Highfire was like that for me: good at what it does, energetic and colorful and specific, set in an interesting place with quirky characters, but I just want to pick at the narrative voice and how it organizes the story in ways that I'm not as fond of.

(To be blunt: there are three major characters here, and I think, in the back of my head, I really wanted the multiple-first-person narration version of the story, to get deeper into the characters. Instead, this is told in an omniscient third-person that has quirks of language and seems to have a viewpoint, but stays a voice rather than becoming a person. It's also a breezy, somewhat surface-y voice - great for the story being told, but not quite what I was looking for.)

Those are all Me Problems. I'll try to sidestep them as much as possible.

Highfire is billed as an adult fantasy novel: it's written by Eoin Colfer, best-known for the YA "Artemis Fowl" series. I found that it had elements that might keep it - in my memory, realizing that I've been out of SFF publishing for sixteen years now - from being published as YA, but it centers on a teen protagonist and the tone and style had a YA flavor to me.

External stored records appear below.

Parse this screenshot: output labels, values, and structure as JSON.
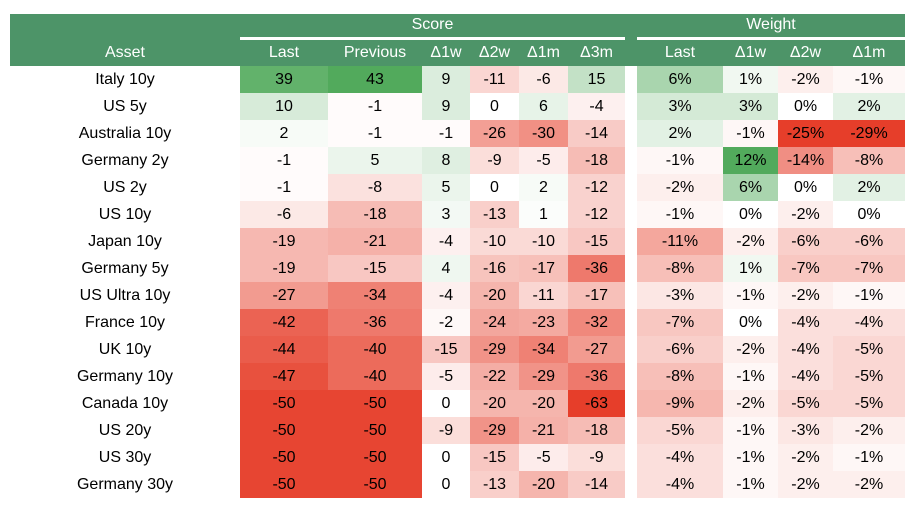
{
  "header": {
    "score_label": "Score",
    "weight_label": "Weight",
    "asset_label": "Asset",
    "score_columns": [
      "Last",
      "Previous",
      "Δ1w",
      "Δ2w",
      "Δ1m",
      "Δ3m"
    ],
    "weight_columns": [
      "Last",
      "Δ1w",
      "Δ2w",
      "Δ1m"
    ]
  },
  "colors": {
    "header_green": "#4d9468",
    "positive_end": "#52aa5c",
    "negative_end": "#e63e2a",
    "midpoint": "#ffffff",
    "header_text": "#ffffff",
    "body_text": "#000000"
  },
  "color_scales": {
    "score": {
      "min": -52,
      "max": 43
    },
    "weight": {
      "min": -24,
      "max": 12
    }
  },
  "chart_data": {
    "type": "heatmap",
    "title": "",
    "sections": [
      "Score",
      "Weight"
    ],
    "score_columns": [
      "Last",
      "Previous",
      "Δ1w",
      "Δ2w",
      "Δ1m",
      "Δ3m"
    ],
    "weight_columns": [
      "Last",
      "Δ1w",
      "Δ2w",
      "Δ1m"
    ],
    "assets": [
      "Italy 10y",
      "US 5y",
      "Australia 10y",
      "Germany 2y",
      "US 2y",
      "US 10y",
      "Japan 10y",
      "Germany 5y",
      "US Ultra 10y",
      "France 10y",
      "UK 10y",
      "Germany 10y",
      "Canada 10y",
      "US 20y",
      "US 30y",
      "Germany 30y"
    ]
  },
  "rows": [
    {
      "asset": "Italy 10y",
      "score": [
        39,
        43,
        9,
        -11,
        -6,
        15
      ],
      "weight": [
        6,
        1,
        -2,
        -1
      ]
    },
    {
      "asset": "US 5y",
      "score": [
        10,
        -1,
        9,
        0,
        6,
        -4
      ],
      "weight": [
        3,
        3,
        0,
        2
      ]
    },
    {
      "asset": "Australia 10y",
      "score": [
        2,
        -1,
        -1,
        -26,
        -30,
        -14
      ],
      "weight": [
        2,
        -1,
        -25,
        -29
      ]
    },
    {
      "asset": "Germany 2y",
      "score": [
        -1,
        5,
        8,
        -9,
        -5,
        -18
      ],
      "weight": [
        -1,
        12,
        -14,
        -8
      ]
    },
    {
      "asset": "US 2y",
      "score": [
        -1,
        -8,
        5,
        0,
        2,
        -12
      ],
      "weight": [
        -2,
        6,
        0,
        2
      ]
    },
    {
      "asset": "US 10y",
      "score": [
        -6,
        -18,
        3,
        -13,
        1,
        -12
      ],
      "weight": [
        -1,
        0,
        -2,
        0
      ]
    },
    {
      "asset": "Japan 10y",
      "score": [
        -19,
        -21,
        -4,
        -10,
        -10,
        -15
      ],
      "weight": [
        -11,
        -2,
        -6,
        -6
      ]
    },
    {
      "asset": "Germany 5y",
      "score": [
        -19,
        -15,
        4,
        -16,
        -17,
        -36
      ],
      "weight": [
        -8,
        1,
        -7,
        -7
      ]
    },
    {
      "asset": "US Ultra 10y",
      "score": [
        -27,
        -34,
        -4,
        -20,
        -11,
        -17
      ],
      "weight": [
        -3,
        -1,
        -2,
        -1
      ]
    },
    {
      "asset": "France 10y",
      "score": [
        -42,
        -36,
        -2,
        -24,
        -23,
        -32
      ],
      "weight": [
        -7,
        0,
        -4,
        -4
      ]
    },
    {
      "asset": "UK 10y",
      "score": [
        -44,
        -40,
        -15,
        -29,
        -34,
        -27
      ],
      "weight": [
        -6,
        -2,
        -4,
        -5
      ]
    },
    {
      "asset": "Germany 10y",
      "score": [
        -47,
        -40,
        -5,
        -22,
        -29,
        -36
      ],
      "weight": [
        -8,
        -1,
        -4,
        -5
      ]
    },
    {
      "asset": "Canada 10y",
      "score": [
        -50,
        -50,
        0,
        -20,
        -20,
        -63
      ],
      "weight": [
        -9,
        -2,
        -5,
        -5
      ]
    },
    {
      "asset": "US 20y",
      "score": [
        -50,
        -50,
        -9,
        -29,
        -21,
        -18
      ],
      "weight": [
        -5,
        -1,
        -3,
        -2
      ]
    },
    {
      "asset": "US 30y",
      "score": [
        -50,
        -50,
        0,
        -15,
        -5,
        -9
      ],
      "weight": [
        -4,
        -1,
        -2,
        -1
      ]
    },
    {
      "asset": "Germany 30y",
      "score": [
        -50,
        -50,
        0,
        -13,
        -20,
        -14
      ],
      "weight": [
        -4,
        -1,
        -2,
        -2
      ]
    }
  ]
}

The three main characters are:

  • Everett "Squib" Moreau, a fifteen-year-old guy living in a small Louisiana swamp town, without a whole lot of distinctive characteristics. He's fairly smart but not interested in school, he has one close friend who is mentioned a lot but never appears on the page, he's talky but Colfer doesn't let him spin yarns. He's the reader stand-in, I guess: a normal guy at the middle of weirdness.
  • Regence Hooke is the villain, a deeply corrupt, probably sociopathic local constable who wants to get with Squib's still-hot nurse mother Elodie, wants to supplant his mobster semi-boss, Ivory Conti, and somewhat wants to get rid of Squib as well. He's bad news in every possible way, smarter and nastier and better-prepared than his type often is.
  • "Vern," a three-thousand-year-old dragon whose real name is Wyvern, Lord Highfire. He's possibly the last of his kind, living quietly in a shack way out in the swamp, with a local quirky character - Waxman, who is another variety of mythological being - as his only point of contact with the human world. He's a "dragon," but Colfer presents him as roughly human-sized and shaped, able to use normal furniture and wear normal clothes. (I never got a good mental image of what he actually looks like, or how his wings work, or anything like that.) His overwhelming desire is to stay below the radar, to keep humans from knowing about him, and to just keep on - and he's entirely happy to barbecue or otherwise vanish anything and anyone that threatens that.

The action kicks off when Squib semi-accidentally witnesses Hooke murdering someone for Conti, one late night way out in the swamp, and then flees right into Vern's lap. Squib manages to convince Vern not to kill him, and eventually becomes Vern's new go-between to the human world. But Hooke is still out there, and knows someone witnessed the murder. And Hooke has other plots that intersect Squib's world, most notably his pursuit of Elodie.

Action setpieces pop up every sixty to eighty pages, mostly with Vern breathing dragonfire and/or flying to destroy things. Squib gets battered nearly as much as a Tim Powers protagonist. Hooke is sneaky and tricky and full of plans and has access to all manner of exciting and exotic weaponry, but never quite feels evil for some reason.

There is a happy ending, as there has to be. Along the way, lots of things blow up real good, there's a surprisingly large body count that Colfer mostly mentions in passing, and only fairly small bits of New Orleans get trashed by a dragon. It didn't quite grab me the way I was hoping it would, but it's fun and pretty much exactly what it's billed as: a kick-ass dragon/crime story in the modern world, by a hugely bestselling YA writer.